Changing OPT_CONFIG_FILE and Duplicate data

itsvarunm · Post by **itsvarunm** » Wed Sep 26, 2012 4:56 am

Hi,

I have created my DS jobs without any partitioning and on a single node configuration. If I change these jobs to run on a multi node environment , is there any chance of duplicates getting generated in data? I remember I had faced such an issue some time back in another project. Please advice

Thanks,
Varun

BI-RMA · Post by **BI-RMA** » Wed Sep 26, 2012 6:24 am

It is almost impossible to construct a situation where a change from a single-node configuration to a multi-node configuration will produce duplicates. A single row is going to be sent downstream either one partition or the other, but not more than one way. Auto-partitioning will usually handle all sorting and repartitioning necessities, but may in some cases not choose the most efficient partitioning strategy.

In multi-node configurations it is much more likely that you loose rows by processing matching keys on different nodes in a join operation for example. This is something You have to be very careful of when switching to specific partitioning-options instead of "auto".

ulab · Post by **ulab** » Wed Sep 26, 2012 6:29 am

Hi Varun,

what was the partition name you used in your job?

ArndW · Post by **ArndW** » Wed Sep 26, 2012 6:50 am

I disagree with BI-RMA. When going from a 1-node configuration (and design) to a multi-node configuration there are several conditions where the results between the two environments may be different. The outcome depends upon factors such as the hashing algorithms chosen and the settings of "APT_NO_PART_INSERTION", "APT_NO_SORT_INSERTION" and "APT_NOPARTSORT_OPTIMIZATION".

Those stages which have 2 or more input links are those which are most often be affected. Most common among these are the "join", "lookup" where problems manifest themselves by dropped records or additional records depending upon the situation.

Take an inner join developed on a 1-node machine with keys 1,2 and 3 coming from both left and right input links. This will always find matches in a 1-node configuration. If one changes to a 2 node configuration and hashes on the key in one link and using round-robin in the other, then it is likely that the keys are not distributed across the partitions identically and that some of the joins will therefore not match up.

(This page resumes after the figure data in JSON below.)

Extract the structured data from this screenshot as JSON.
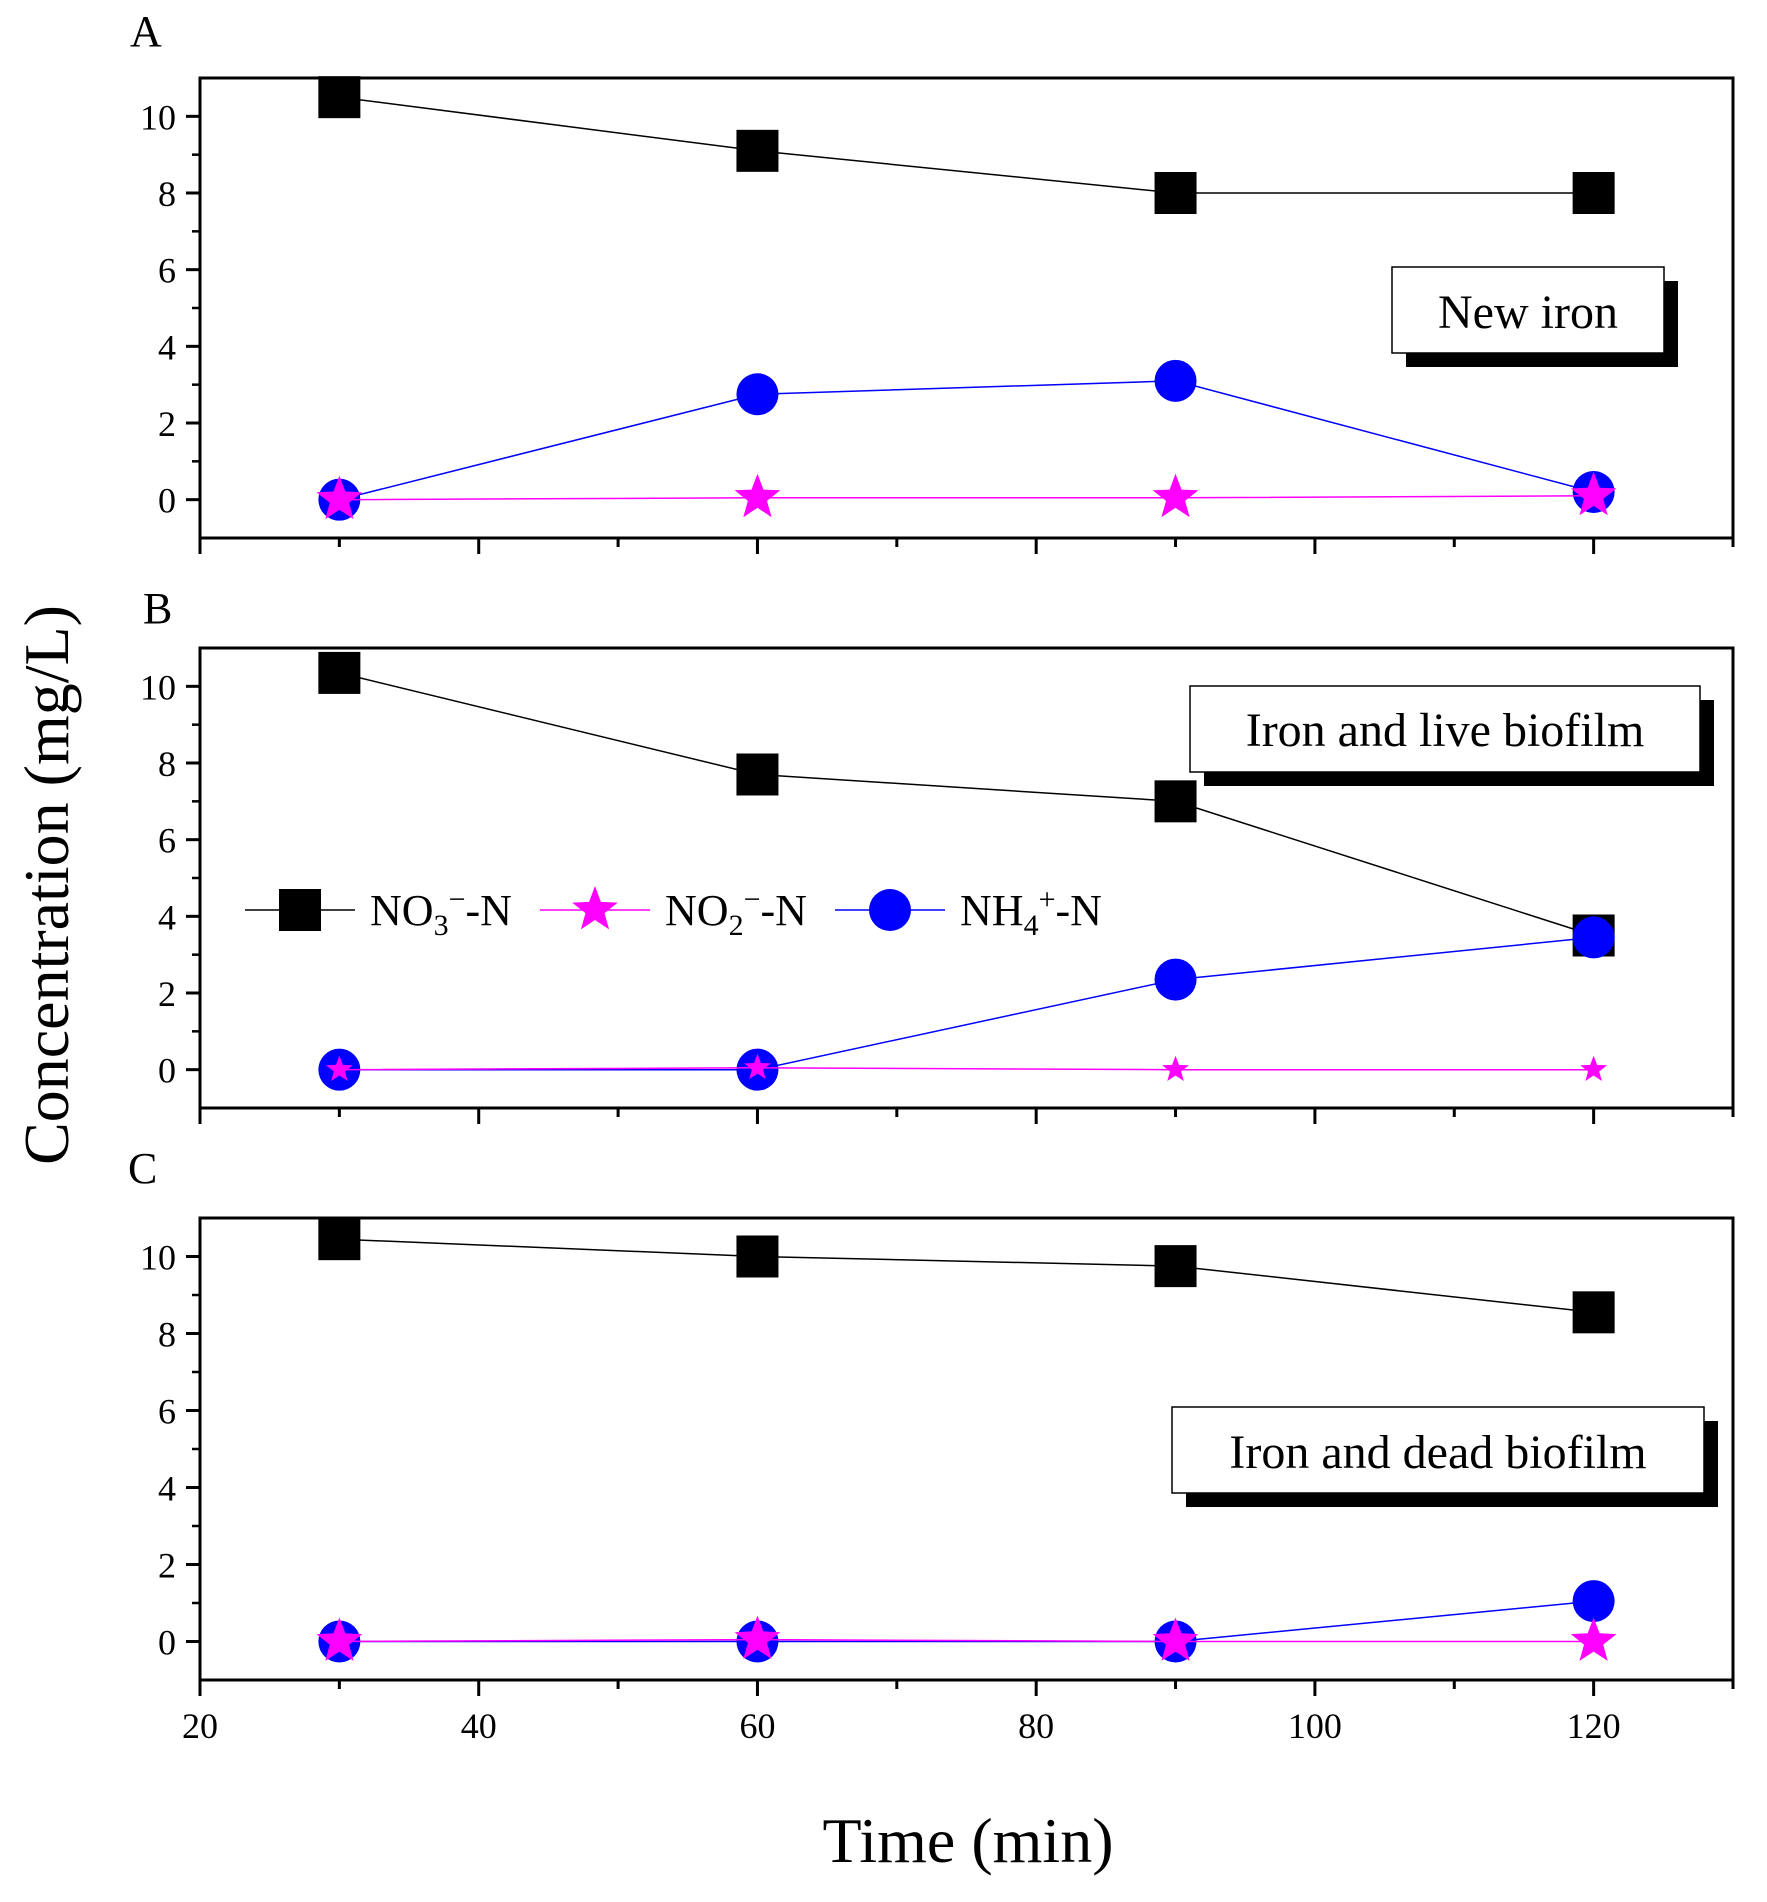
{
  "chart_data": {
    "type": "line",
    "xlabel": "Time (min)",
    "ylabel": "Concentration (mg/L)",
    "xlim": [
      20,
      130
    ],
    "x_ticks": [
      20,
      40,
      60,
      80,
      100,
      120
    ],
    "ylim": [
      -1,
      11
    ],
    "y_ticks": [
      0,
      2,
      4,
      6,
      8,
      10
    ],
    "x": [
      30,
      60,
      90,
      120
    ],
    "colors": {
      "nitrate": "#000000",
      "nitrite": "#ff00ff",
      "ammonium": "#0000ff"
    },
    "legend": {
      "placement": "panel B, left",
      "entries": [
        {
          "key": "nitrate",
          "base": "NO",
          "sub": "3",
          "sup": "−",
          "suffix": "-N",
          "marker": "square"
        },
        {
          "key": "nitrite",
          "base": "NO",
          "sub": "2",
          "sup": "−",
          "suffix": "-N",
          "marker": "star"
        },
        {
          "key": "ammonium",
          "base": "NH",
          "sub": "4",
          "sup": "+",
          "suffix": "-N",
          "marker": "circle"
        }
      ]
    },
    "panels": [
      {
        "letter": "A",
        "label": "New  iron",
        "series": [
          {
            "key": "nitrate",
            "values": [
              10.5,
              9.1,
              8.0,
              8.0
            ]
          },
          {
            "key": "ammonium",
            "values": [
              0.0,
              2.75,
              3.1,
              0.2
            ]
          },
          {
            "key": "nitrite",
            "values": [
              0.0,
              0.05,
              0.05,
              0.1
            ]
          }
        ]
      },
      {
        "letter": "B",
        "label": "Iron and live biofilm",
        "series": [
          {
            "key": "nitrate",
            "values": [
              10.35,
              7.7,
              7.0,
              3.5
            ]
          },
          {
            "key": "ammonium",
            "values": [
              0.0,
              0.0,
              2.35,
              3.45
            ]
          },
          {
            "key": "nitrite",
            "values": [
              0.0,
              0.05,
              0.0,
              0.0
            ]
          }
        ]
      },
      {
        "letter": "C",
        "label": "Iron and dead biofilm",
        "series": [
          {
            "key": "nitrate",
            "values": [
              10.45,
              10.0,
              9.75,
              8.55
            ]
          },
          {
            "key": "ammonium",
            "values": [
              0.0,
              0.0,
              0.0,
              1.05
            ]
          },
          {
            "key": "nitrite",
            "values": [
              0.0,
              0.05,
              0.0,
              0.0
            ]
          }
        ]
      }
    ]
  }
}
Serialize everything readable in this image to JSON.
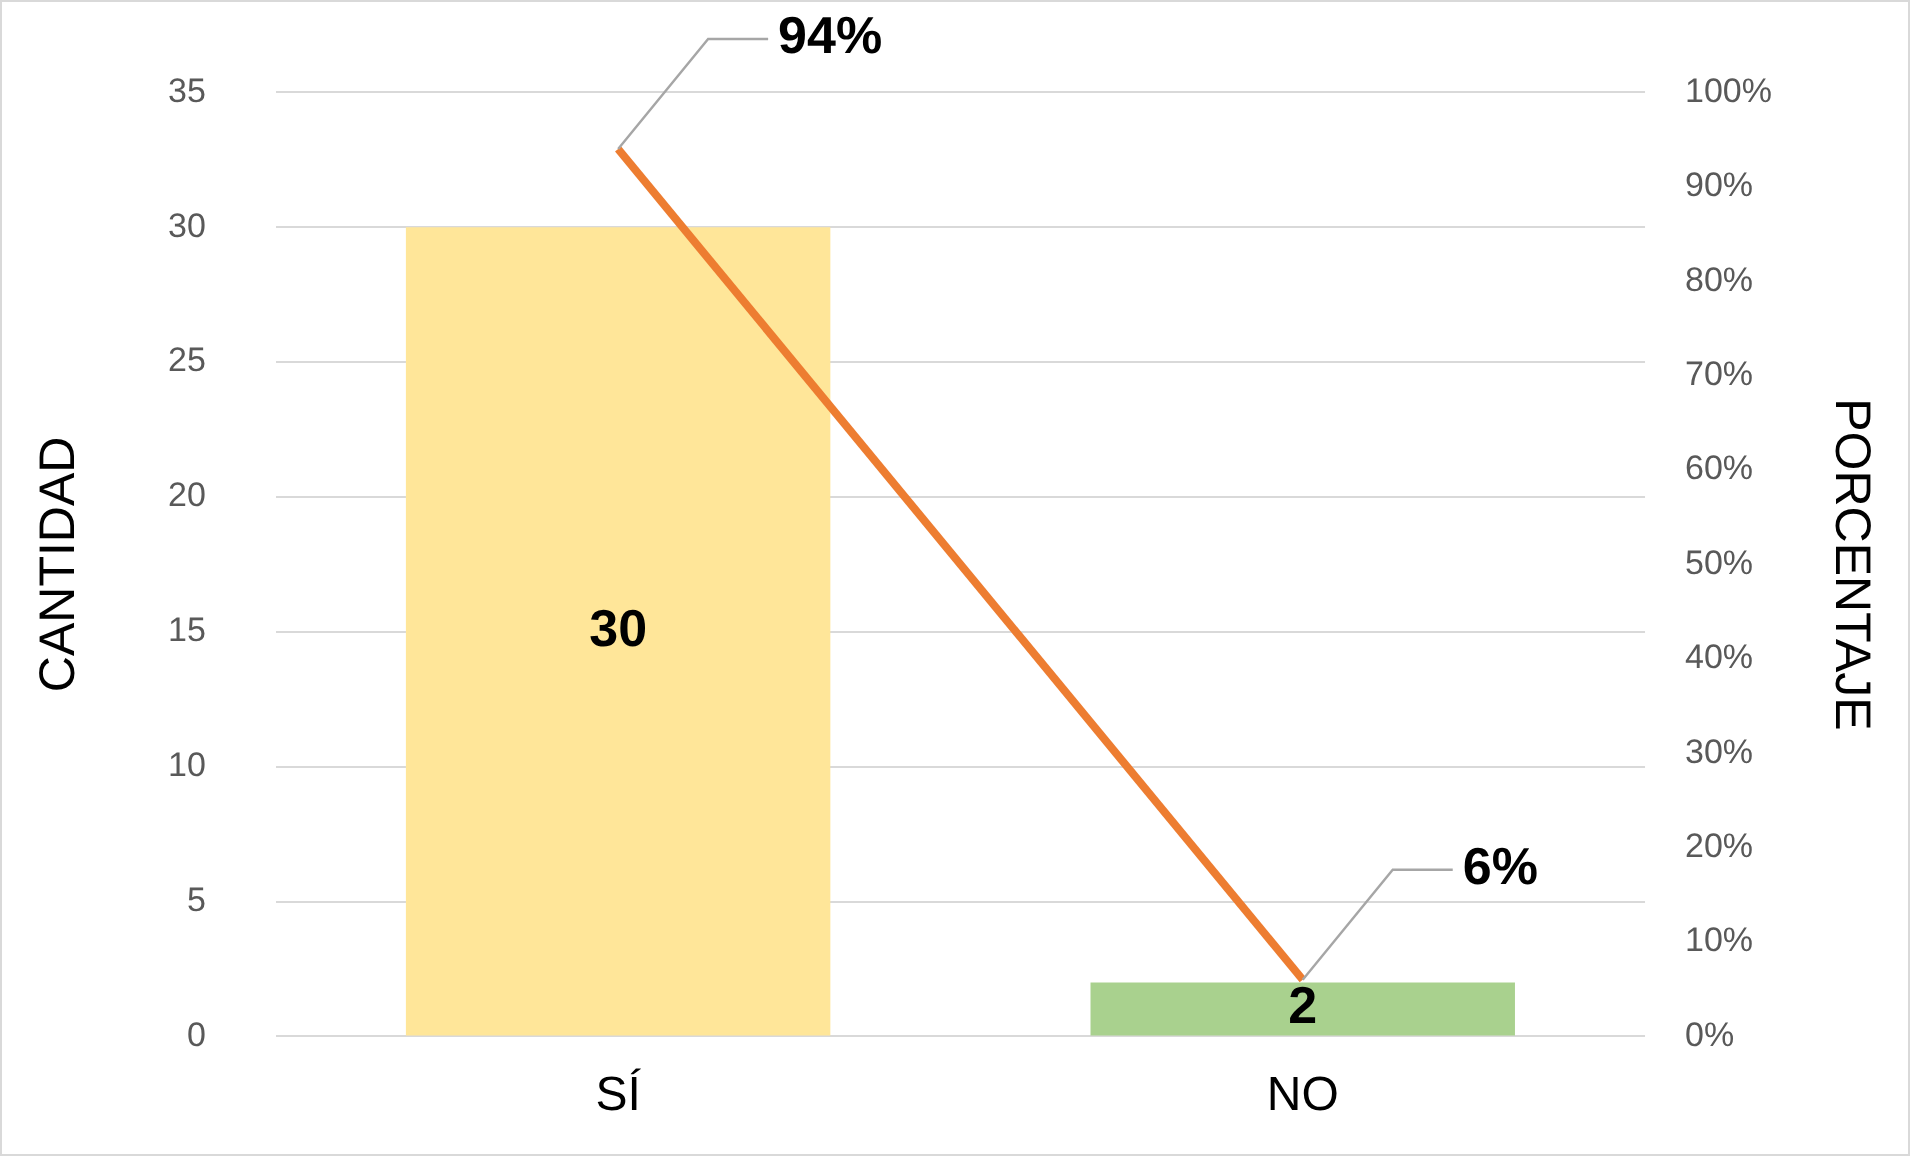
{
  "chart_data": {
    "type": "bar",
    "ylabel": "CANTIDAD",
    "y2label": "PORCENTAJE",
    "categories": [
      "SÍ",
      "NO"
    ],
    "series": [
      {
        "colors": [
          "#ffe699",
          "#a9d18e"
        ],
        "values": [
          30,
          2
        ],
        "value_labels": [
          "30",
          "2"
        ]
      },
      {
        "type": "line",
        "axis": "y2",
        "color": "#ed7d31",
        "values": [
          94,
          6
        ],
        "value_labels": [
          "94%",
          "6%"
        ]
      }
    ],
    "ylim": [
      0,
      35
    ],
    "yticks": [
      0,
      5,
      10,
      15,
      20,
      25,
      30,
      35
    ],
    "y2lim": [
      0,
      100
    ],
    "y2ticks": [
      {
        "value": 0,
        "label": "0%"
      },
      {
        "value": 10,
        "label": "10%"
      },
      {
        "value": 20,
        "label": "20%"
      },
      {
        "value": 30,
        "label": "30%"
      },
      {
        "value": 40,
        "label": "40%"
      },
      {
        "value": 50,
        "label": "50%"
      },
      {
        "value": 60,
        "label": "60%"
      },
      {
        "value": 70,
        "label": "70%"
      },
      {
        "value": 80,
        "label": "80%"
      },
      {
        "value": 90,
        "label": "90%"
      },
      {
        "value": 100,
        "label": "100%"
      }
    ],
    "grid": "y",
    "legend": false,
    "marker": "none"
  }
}
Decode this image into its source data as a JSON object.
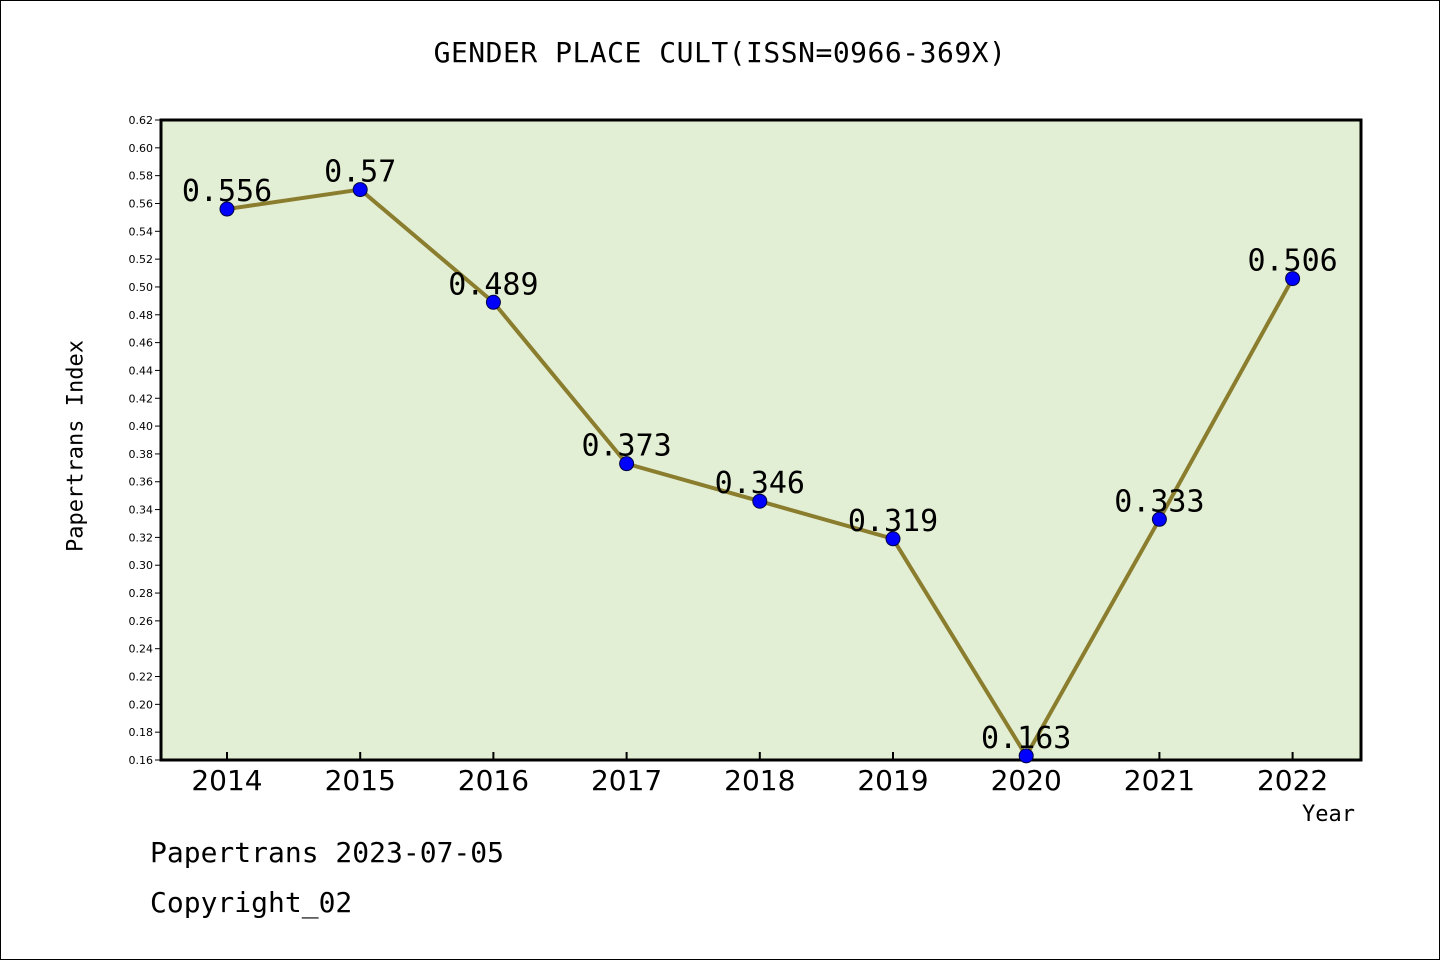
{
  "chart_data": {
    "type": "line",
    "title": "GENDER PLACE CULT(ISSN=0966-369X)",
    "xlabel": "Year",
    "ylabel": "Papertrans Index",
    "categories": [
      "2014",
      "2015",
      "2016",
      "2017",
      "2018",
      "2019",
      "2020",
      "2021",
      "2022"
    ],
    "series": [
      {
        "values": [
          0.556,
          0.57,
          0.489,
          0.373,
          0.346,
          0.319,
          0.163,
          0.333,
          0.506
        ],
        "labels": [
          "0.556",
          "0.57",
          "0.489",
          "0.373",
          "0.346",
          "0.319",
          "0.163",
          "0.333",
          "0.506"
        ],
        "line_color": "#8b7d2e",
        "marker_color": "#0000ff"
      }
    ],
    "ylim": [
      0.16,
      0.62
    ],
    "yticks": [
      "0.16",
      "0.18",
      "0.20",
      "0.22",
      "0.24",
      "0.26",
      "0.28",
      "0.30",
      "0.32",
      "0.34",
      "0.36",
      "0.38",
      "0.40",
      "0.42",
      "0.44",
      "0.46",
      "0.48",
      "0.50",
      "0.52",
      "0.54",
      "0.56",
      "0.58",
      "0.60",
      "0.62"
    ],
    "grid": false,
    "legend": "none",
    "plot_background": "#e2efd4"
  },
  "footer": {
    "line1": "Papertrans 2023-07-05",
    "line2": "Copyright_02"
  }
}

This is a very common error and is a reason why I always advocate using a 2-node configuration in development regardless of the machine size. A job that partitions correctly with 2-nodes will always work in a 1-node environment and in other multinode configurations (at least with respect to partitioning).

BI-RMA · Post by **BI-RMA** » Wed Sep 26, 2012 9:18 am

Hi Arnd,

Mind you that I did not say the results will be the same. I said I can't think of a situation where going from one to two nodes will duplicate data.

Loosing records is an entirely other matter and I adressed this explicitly.

jwiles · Post by **jwiles** » Wed Sep 26, 2012 10:07 am

Selecting "Entire" partitioning somewhere for the main data stream will duplicate date when running in a multi-node configuration. An unusual--and normally invalid--choice for main data, but this is one situation that will produce duplicates.

Regards,

ArndW · Post by **ArndW** » Wed Sep 26, 2012 10:39 am

BI-RMA wrote:...I said I can't think of a situation where going from one to two nodes will duplicate data...

The only one I can think of was already mentioned, an ill-placed "entire" partitioning will do that.